WASHINGTON – The chairman of the U.S. bishops’ Committee on Pro-Life Activities is urging the House to amend legislation forbidding discrimination on the basis of genetic information to include unborn children, unimplanted embryos and those in the process of being adopted as “family members” under the bill.
Cardinal Justin Rigali of Philadelphia said the Genetic Information Nondiscrimination Act, H.R. 493, contained “one very unfortunate and apparently unintentional loophole” by limiting the children identified as family members of an individual to those who are “born to or placed for adoption with the individual.”
But the legislation does not address “discrimination against families based on the preimplantation or prenatal genetic testing of their child, or genetic testing performed on an adoptive child before an adoption is completed,” he said.
The House Education and Labor Committee approved the legislation on a voice vote Feb. 14, without the specific amendment supported by the bishops. An amendment offered by the committee’s chairman, Rep. George Miller, D-Calif., extended protection to children in the womb, but did not address the preimplantation or adoption gaps.

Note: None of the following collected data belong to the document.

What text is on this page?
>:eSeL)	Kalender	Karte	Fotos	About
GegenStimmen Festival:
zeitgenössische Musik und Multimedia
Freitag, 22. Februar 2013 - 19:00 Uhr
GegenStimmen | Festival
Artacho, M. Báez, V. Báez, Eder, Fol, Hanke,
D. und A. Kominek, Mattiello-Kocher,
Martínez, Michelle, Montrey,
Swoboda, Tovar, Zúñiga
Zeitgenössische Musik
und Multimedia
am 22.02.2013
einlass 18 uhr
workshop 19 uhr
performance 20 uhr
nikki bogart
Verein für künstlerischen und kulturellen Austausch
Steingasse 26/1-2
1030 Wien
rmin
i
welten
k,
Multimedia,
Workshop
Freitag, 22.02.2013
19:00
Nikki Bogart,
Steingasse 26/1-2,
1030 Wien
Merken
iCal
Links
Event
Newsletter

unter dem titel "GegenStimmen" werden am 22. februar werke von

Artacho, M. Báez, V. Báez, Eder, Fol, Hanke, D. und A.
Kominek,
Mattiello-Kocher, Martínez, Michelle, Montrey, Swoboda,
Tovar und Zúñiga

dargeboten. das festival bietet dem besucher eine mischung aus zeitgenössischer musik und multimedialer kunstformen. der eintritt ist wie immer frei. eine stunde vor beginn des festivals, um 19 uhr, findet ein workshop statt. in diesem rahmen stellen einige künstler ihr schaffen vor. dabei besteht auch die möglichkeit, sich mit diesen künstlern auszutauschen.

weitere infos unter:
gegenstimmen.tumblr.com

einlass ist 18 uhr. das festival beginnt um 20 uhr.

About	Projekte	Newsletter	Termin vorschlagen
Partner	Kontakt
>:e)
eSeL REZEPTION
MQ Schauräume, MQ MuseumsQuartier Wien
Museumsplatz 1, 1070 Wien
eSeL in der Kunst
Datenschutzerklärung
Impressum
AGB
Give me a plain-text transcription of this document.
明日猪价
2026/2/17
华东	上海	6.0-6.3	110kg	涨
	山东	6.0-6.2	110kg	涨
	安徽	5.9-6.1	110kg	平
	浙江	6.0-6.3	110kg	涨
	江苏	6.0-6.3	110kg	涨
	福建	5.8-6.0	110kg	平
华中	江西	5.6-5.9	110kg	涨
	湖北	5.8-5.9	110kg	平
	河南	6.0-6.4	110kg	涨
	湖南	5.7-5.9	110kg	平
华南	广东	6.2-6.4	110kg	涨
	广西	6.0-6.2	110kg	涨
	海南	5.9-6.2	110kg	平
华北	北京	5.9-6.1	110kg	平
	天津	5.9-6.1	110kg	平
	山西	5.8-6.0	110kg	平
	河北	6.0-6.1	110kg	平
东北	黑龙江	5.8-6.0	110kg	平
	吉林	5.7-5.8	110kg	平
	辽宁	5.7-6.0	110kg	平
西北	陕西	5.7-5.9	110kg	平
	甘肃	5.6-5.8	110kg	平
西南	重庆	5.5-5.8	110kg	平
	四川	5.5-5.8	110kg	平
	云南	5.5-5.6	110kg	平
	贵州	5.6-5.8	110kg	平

Richard Doerflinger, deputy director of the bishops’ Secretariat for Pro-Life Activities, said his office would “continue to work to improve the language” as it goes to two more House committees before reaching the House floor.
In a letter to members of the Education and Labor Committee before the vote, Cardinal Rigali said he hoped amending the legislation would not “become a victim of the politics of abortion.” He noted that the American Civil Liberties Union, which supports keeping abortion legal, testified about a case of genetic discrimination based on prenatal testing to show the need for federal legislation.
In addition, “When the bill was debated and approved by the Senate in 2005, sponsors disclaimed any intention of excluding such situations and said the bill’s scope would be clarified later,” he said. “However, because the House did not act on the bill at that time, this was never done.”
If the legislation is not amended, the cardinal said, “an insurance company may misuse knowledge of a child’s genetic defect to raise a woman’s premiums, cancel her insurance, or even pressure her to have an abortion or cancel adoption plans for a child with special needs, because the company does not wish to cover the additional needs of a child who will develop an illness or disability.”
“This bill would not provide a remedy, because the company did not misuse genetic information about the woman or a ‘family member’ (as defined in the bill) – in fact, if the discrimination is successful in achieving its goal, the child will never become a ‘family member’ at all,” he added.
Cardinal Rigali said the “explosion of knowledge regarding genetics in recent years … could bring enormous benefits to humanity” but could also bring discrimination against individuals and families if the knowledge is misused.
“The most fundamental and destructive form of such discrimination would be to use such information to seek to prevent a family from accepting a child with special needs into their lives,” he added. “I urge you to amend H.R. 493 to make it clear that such invidious discrimination will not be permitted.”